Unsere Altstadt hat Zukunft

Vor rund einem Jahr haben wir die Initiative zur Entwicklungder Goslarer Altstadt gestartet. Bauliche Verfallserscheinungen und Leerstände, Attraktivitätsverlust, kritische Beobachtungen bei Sicherheit & Sauberkeit, Anforderungen aus der Energiewende, Forderungen der Seniorenvertretung nach Wohnen im Alter, Forderungen des Arbeitskreises Unesco Weltkulturerbe Altstadt Goslar  - überall hier wurden Handlungsbedarfe deutlich. Hintergründe sind offensichtlich.
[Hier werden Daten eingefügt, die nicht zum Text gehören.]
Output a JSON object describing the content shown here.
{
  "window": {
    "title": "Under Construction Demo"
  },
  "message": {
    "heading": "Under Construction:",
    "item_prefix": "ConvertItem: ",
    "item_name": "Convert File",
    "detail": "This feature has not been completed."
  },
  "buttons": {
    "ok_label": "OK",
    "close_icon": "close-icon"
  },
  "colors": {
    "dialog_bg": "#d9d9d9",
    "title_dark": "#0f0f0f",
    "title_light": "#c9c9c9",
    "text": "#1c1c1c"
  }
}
Ich verweise auf die demographische Entwicklung (Überalterung sowie Einwohnerrückgang von 7 Prozent in der Altstadt),  mangelnde finanzielle Leistungsfähigkeit von Eigentümern aufgrund fehlender Renditeerwartungen und Vorgaben des Denkmalschutzes.

Deshalb haben wir Nachbarkommunen wie Osterode, Duderstadt und Quedlinburg besucht, Ideen, Konzepte und Strategien diskutiert. Wir haben uns mit Staatssekretär Jörg Röhmann aus dem Sozialministerium und dem Verbandsdirektor der Wohnungs- und Immobilienwirtschaft Heiner Pott in Goslar ausgetauscht. Das Thema wurde in die Regionale Handlungsstrategie der Landesregierung (Südniedersachsenplan) eingebracht, vor allem aber Workshops „Unsere Altstadt hat Zukunft“ gestartet.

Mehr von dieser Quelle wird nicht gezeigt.